The 18th of March started with a neat performance in Kuchipudi by Lalitha Sinduri. The second performance of the day was by Vijay Pal who was totally unprofessional performing to a string of edited popular songs readily available in the market. Followed by this show was Kondapalli Tejaswi who gave a decent Kuchipudi performance barring the bad recorded music she relied on. The fourth performance was by Bhagavatula Sethuram's group presenting 'Lakshmana Rekha.' The idea of the production was good as it was quite vocal about the negligence towards women and their need to be respected. But the group seemed to be less rehearsed which resulted in poor coordination among the dancers. Final performance of the day was 'Narayaneeyam,' a Kuchipudi dance drama put forth by Ajay Kumar. Around 40 of his pupils performed in the drama and they all did fairly good work.
Ajay Kumar
Basu Singh
The sixth day of the festival started with Pasumarthy Seshababu's team. Sai Deepika commenced the program with Ardhanareeswara Stuthi. The Nuti brothers Mallikarjuna Nuti and Sathya Narayana Nuti performed Swara Jathi and Shambho Shiva Shambho respectively. This was followed by a Bharatanatyam recital by Neelima Satyanand from Vizag. The last performance of the day was by Bala Kondala Rao's students. The group presented an interesting choreography on the Developments of India other than an item on Ramayana and Lord Shiva.

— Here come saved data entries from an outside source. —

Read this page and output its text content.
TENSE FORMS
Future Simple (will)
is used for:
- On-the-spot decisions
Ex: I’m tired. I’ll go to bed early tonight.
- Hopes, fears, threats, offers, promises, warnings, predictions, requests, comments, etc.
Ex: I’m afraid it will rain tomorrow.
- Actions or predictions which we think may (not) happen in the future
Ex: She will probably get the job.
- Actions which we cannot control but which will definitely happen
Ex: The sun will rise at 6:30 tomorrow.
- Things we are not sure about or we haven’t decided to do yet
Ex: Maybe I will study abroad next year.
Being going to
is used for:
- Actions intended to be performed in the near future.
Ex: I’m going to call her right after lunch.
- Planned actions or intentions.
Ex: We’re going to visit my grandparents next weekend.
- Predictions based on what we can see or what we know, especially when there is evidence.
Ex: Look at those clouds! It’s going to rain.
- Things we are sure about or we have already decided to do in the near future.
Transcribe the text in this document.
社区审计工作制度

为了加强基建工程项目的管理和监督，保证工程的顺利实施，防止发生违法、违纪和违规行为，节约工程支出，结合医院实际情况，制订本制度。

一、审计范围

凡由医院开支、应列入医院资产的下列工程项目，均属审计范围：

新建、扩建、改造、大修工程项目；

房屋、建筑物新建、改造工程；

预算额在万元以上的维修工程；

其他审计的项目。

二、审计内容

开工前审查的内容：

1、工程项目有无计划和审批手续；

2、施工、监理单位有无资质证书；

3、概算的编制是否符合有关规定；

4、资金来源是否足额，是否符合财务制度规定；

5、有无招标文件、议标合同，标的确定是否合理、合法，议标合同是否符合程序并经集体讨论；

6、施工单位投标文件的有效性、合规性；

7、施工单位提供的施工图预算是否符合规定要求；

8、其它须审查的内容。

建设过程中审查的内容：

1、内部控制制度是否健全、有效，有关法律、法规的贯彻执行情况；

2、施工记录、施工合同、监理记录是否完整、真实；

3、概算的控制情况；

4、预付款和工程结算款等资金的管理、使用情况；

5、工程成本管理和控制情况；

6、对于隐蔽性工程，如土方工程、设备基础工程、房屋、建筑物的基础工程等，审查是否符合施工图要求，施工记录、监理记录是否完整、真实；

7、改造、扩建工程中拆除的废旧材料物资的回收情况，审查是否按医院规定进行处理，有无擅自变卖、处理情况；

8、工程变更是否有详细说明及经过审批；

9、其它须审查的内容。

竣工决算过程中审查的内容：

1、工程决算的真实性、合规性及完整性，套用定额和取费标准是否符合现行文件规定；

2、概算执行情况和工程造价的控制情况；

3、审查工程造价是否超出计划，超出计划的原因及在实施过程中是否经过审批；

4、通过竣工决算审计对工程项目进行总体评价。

The 20th of March started with an elegant Bharatanatyam performance by Priya Raman. She started with a Mallari followed by Shankarabharanam Varnam and ended with a Padam. She did justice to the art form she presented in an effortless and composed manner. Kudos!

The Mohiniattam representation in the festival did not go that well. Rasidhava from Pune began her performance with Cholkettu and then moved on to a Varnam in ragam Vallachi. Next was a Bharatanatyam recital by Ratheesh Babu from Pune. It was interesting to note that one who stole the show however was not the dancer, but the singer Swetha Prasad. She glued the audience to their seats with her captivating singing. For the Ashtapadi performed by Ratheesh Babu, the way Swetha rendered "Priye Charusheele" transported the audience to bliss. The last performance of the evening was by Shruthakirthi performing Annamacharya krithis.

The final day of the festival commenced with a group presentation by Halim Khan. He performed for ghazals of Tanisha as a tribute to the festival. I could not really follow which medium of dance he used, though I could recognize a few moves of Kathak and Kuchipudi here and there. But his expressions were genuine and subtle. He seemed to enjoy his performance. The second performance was by Ponnur Kranthi Kiran, followed by Aswathi Nair's Mohiniattam, which again was a sad representation of Mohiniattam. Student of Ratheesh Babu, Epshitha Das's Bharatanatyam recital displayed good sense of rhythm, stamina and neat expressions. She handled the tough jathis of Vallachi varnam with ease. The only Manipuri representation in the festival was by Basu Singh from Imphal. He started with Guru Vandana and then moved on to depict the ten incarnations of Lord Vishnu. Pramod Kumar gave a grand ending to Tanisha Yuva Utsav with his Bharatanatyam recital.

The festival had many touching moments, but the one that moved all of us was felicitating Bala Venkatarama Krishnaiah, eldest son of Pasumarthy Keshava Prasad. Krishnaiah was the silent force behind all the activities that happened in Kuchipudi village; one man who would do any work with sheer perfection and no complaints. All the youngsters and seniors of Kuchipudi village present there garlanded him. He sat mutely, not hearing the thunderous applause the audience poured on him.

Tanisha Yuva Utsav thus came to an end, opening a space to up and coming artistes, a blessed venue for all the established artists and an unforgettable experience for all those who witnessed the 8 blissful days of this cultural gala.

Sreelakshmy Govardhanan, disciple of Pasumarthy Rattaiah Sarma, is a Kuchipudi performer from Kerala. She is the artistic director of Avanthika Space for Dance, a charitable trust for the promotion of dance and related art forms. She is also a counselling psychologist.